Furthermore, the acquisition template can automatically realize the operations of data acquisition, extraction, cleaning, verification, warehousing and the like, and greatly reduces the labor cost, wherein the extraction function is that the acquired data can have various structures and types, and the data extraction process can help to convert the complex data into a single type or a type convenient to process, so as to achieve the purpose of rapid analysis and processing. Cleansing is because most data is not entirely valuable, some data is not intended to be of interest, and other data is entirely erroneous or irrelevant data. Therefore, such useless data can be removed by a filtering operation, and effective data can be extracted.
The technical solution of the present invention and various embodiments thereof will be described in detail below with reference to the accompanying drawings.
FIG. 1 is a functional block diagram illustrating adata service system 100 according to an embodiment of the present invention. As shown in fig. 1, thedata service system 100 of the present invention can be divided into adata layer 110 and anapplication layer 120 according to functions and roles, wherein the data layer can be used to identify and save data. In one or more embodiments, the application layer may be divided into three functional blocks,task management 122,analysis tool 124, andsystem management 126, depending on function and role. The following will be described in detail with respect to the respective functional blocks:
firstly, for task management, in the present invention, it mainly runs through the whole data analysis process, and its specific operations may include, but are not limited to, task operations such as creating, viewing, deleting, importing, exporting, and sharing tasks, and the aforementioned task contents may include data connection, extraction configuration, analysis configuration, template identification, code table identification, log table identification, table field identification, automatic analysis relationship identification, data tag identification, data processing configuration, task start-up, and task log identification related to table relationship establishment. In one or more embodiments, the results after the task is completed may be exposed by adding tags to the data or building table relationships.

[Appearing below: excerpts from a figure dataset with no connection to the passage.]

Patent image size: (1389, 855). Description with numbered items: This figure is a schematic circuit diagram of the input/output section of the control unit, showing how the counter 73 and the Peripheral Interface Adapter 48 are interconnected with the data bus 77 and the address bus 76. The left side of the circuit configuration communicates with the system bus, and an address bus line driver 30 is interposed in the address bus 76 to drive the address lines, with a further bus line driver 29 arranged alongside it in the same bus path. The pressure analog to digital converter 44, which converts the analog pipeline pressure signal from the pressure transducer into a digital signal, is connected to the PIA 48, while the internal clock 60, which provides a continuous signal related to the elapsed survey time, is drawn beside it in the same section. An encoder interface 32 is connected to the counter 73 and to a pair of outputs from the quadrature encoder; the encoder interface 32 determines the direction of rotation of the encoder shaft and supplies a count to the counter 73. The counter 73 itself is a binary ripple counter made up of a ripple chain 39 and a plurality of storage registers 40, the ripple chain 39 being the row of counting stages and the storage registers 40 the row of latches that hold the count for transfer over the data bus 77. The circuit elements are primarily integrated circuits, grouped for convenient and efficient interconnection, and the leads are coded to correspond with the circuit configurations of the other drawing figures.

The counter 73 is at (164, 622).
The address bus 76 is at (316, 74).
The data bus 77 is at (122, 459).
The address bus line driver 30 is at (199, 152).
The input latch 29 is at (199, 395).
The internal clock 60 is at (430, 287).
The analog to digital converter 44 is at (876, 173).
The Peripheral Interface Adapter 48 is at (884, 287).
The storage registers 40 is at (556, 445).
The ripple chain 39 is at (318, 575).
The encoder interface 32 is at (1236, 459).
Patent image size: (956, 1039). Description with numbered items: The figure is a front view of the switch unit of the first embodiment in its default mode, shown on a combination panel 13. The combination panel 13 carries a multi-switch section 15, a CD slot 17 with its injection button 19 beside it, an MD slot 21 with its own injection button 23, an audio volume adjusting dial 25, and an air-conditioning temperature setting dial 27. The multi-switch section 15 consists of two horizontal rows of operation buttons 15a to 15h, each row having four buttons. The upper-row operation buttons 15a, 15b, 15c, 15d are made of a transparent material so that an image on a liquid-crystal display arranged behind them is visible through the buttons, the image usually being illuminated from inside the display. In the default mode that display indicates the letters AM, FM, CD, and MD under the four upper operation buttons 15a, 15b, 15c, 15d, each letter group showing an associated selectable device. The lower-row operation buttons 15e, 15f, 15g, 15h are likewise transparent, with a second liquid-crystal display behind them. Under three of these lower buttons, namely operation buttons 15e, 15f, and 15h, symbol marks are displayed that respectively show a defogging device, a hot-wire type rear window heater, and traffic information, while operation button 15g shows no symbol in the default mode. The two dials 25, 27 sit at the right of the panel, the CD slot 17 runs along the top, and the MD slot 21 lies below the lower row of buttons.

Secondly, as for the analysis tool, in the present invention, the main function thereof may be to analyze again the results (e.g., table relations) after the completion of the automatic execution. In one or more embodiments, the re-analyzed work content may include, but is not limited to: filtering empty tables, filtering empty fields, data table analysis, table field analysis, table relationship analysis, table field retrieval, table field value retrieval, and the like. Through such a reanalysis process, the scheme of the invention can verify the accuracy of automatic analysis and can further deeply analyze data table relations, field value annotations and the like.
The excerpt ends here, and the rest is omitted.